In dit kader heeft de Europese Commissie op 4 juli 2019 een aanbeveling voor onderhandelingsrichtsnoeren
aan de Raad gedaan ten behoeve van de aanstaande onderhandelingen over een WTO-kader
voor investeringsfacilitatie (COM(2019) 314). Deze aanbeveling is ook door de Europese
Commissie openbaar gemaakt.1 De EU-onderhandelingsrichtsnoeren bieden het kader voor de EU-inzet tijdens de onderhandelingen.
De voorgestelde onderhandelingsrichtsnoeren zien specifiek op het onderwerp investeringsfacilitatie
en vormen een aanvulling op het bestaande mandaat van de Europese Commissie voor de
onderhandelingen in het kader van de Doha-ronde. De inzet van de EU is om in WTO-verband
te komen tot een kader dat voorwaarden schept voor een verbetering van het investeringsklimaat
zonder dat afbreuk wordt gedaan aan de beleidsvrijheid van WTO-leden. Gedacht kan
worden aan afspraken over de publicatie van regelgeving, het voorkomen van onnodig
lange procedures of een one-stop shop voor ondernemers. Er wordt daarnaast gestreefd naar flexibiliteit voor landen die
meer tijd en/of steun nodig hebben om de afspraken na te komen, zoals ook overeengekomen
in het WTO-Handelsfacilitatieakkoord (2013).

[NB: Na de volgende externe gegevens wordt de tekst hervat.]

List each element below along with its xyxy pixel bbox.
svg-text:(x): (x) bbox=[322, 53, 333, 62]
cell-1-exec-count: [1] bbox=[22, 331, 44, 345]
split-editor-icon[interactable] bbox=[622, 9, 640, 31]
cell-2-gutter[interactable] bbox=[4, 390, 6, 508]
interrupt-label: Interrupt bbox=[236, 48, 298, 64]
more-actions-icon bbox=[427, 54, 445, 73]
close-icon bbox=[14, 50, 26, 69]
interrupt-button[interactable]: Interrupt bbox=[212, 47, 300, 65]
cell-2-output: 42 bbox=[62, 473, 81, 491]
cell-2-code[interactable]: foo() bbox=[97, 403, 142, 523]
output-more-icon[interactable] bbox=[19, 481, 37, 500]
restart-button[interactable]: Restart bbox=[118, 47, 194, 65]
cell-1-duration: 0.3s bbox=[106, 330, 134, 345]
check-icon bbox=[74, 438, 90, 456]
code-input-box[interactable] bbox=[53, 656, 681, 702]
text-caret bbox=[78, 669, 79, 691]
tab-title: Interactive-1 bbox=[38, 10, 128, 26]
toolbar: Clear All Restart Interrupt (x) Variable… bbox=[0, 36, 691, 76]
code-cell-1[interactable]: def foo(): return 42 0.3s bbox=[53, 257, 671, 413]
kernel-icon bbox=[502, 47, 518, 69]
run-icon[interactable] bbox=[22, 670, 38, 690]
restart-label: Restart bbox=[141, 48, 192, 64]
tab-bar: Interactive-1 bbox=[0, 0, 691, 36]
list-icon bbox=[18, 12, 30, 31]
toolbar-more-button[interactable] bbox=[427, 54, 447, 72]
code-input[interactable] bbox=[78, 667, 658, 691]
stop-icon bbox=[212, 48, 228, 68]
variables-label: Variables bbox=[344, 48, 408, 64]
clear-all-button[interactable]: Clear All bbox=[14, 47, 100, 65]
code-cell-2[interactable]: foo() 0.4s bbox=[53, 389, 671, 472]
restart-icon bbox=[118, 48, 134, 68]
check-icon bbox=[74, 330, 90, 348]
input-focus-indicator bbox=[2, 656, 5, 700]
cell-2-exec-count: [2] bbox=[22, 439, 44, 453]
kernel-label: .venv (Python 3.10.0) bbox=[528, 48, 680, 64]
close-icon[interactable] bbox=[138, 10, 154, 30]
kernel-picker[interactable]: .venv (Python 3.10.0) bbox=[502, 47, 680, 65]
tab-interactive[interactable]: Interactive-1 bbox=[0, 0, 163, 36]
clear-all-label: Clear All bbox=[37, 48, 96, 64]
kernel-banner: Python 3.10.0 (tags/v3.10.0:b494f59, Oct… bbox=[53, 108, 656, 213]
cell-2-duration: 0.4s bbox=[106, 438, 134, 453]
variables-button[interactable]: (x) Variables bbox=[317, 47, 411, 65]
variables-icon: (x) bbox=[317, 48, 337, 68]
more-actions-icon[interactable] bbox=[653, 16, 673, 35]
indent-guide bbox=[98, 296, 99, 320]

Het kabinet steunt het werk van de WTO op het terrein van investeringsfacilitatie
en de inzet van de Europese Commissie hierin. Een WTO-kader inzake investeringsfacilitatie
is een uitstekend voorbeeld van de hulp en handel agenda: het biedt kansen voor ontwikkelingslanden
en het bedrijfsleven, in lijn met de Duurzame Ontwikkelingsdoelen. Daarnaast ziet
het kabinet het werk van de WTO op het terrein van investeringsfacilitatie als een
mogelijkheid om op plurilateraal niveau afspraken te maken binnen een op regels gebaseerd
multilateraal handelsstelsel. Het kabinet ziet kansen voor het bereiken van een resultaat
op het gebied van investeringsfacilitatie tijdens de 12e Ministeriële Conferentie 8–11 juni 2020 in Kazachstan en zou dat toejuichen. Specifieke
aandachtspunt voor het kabinet is de betrokkenheid van alle belanghebbenden, met name
ontwikkelingslanden en het MKB, bij het onderhandelingsproces. Daarnaast vindt het kabinet het van belang dat coherentie wordt bewaakt met lopende initiatieven
van andere organisaties zoals UNCTAD en de Wereldbank.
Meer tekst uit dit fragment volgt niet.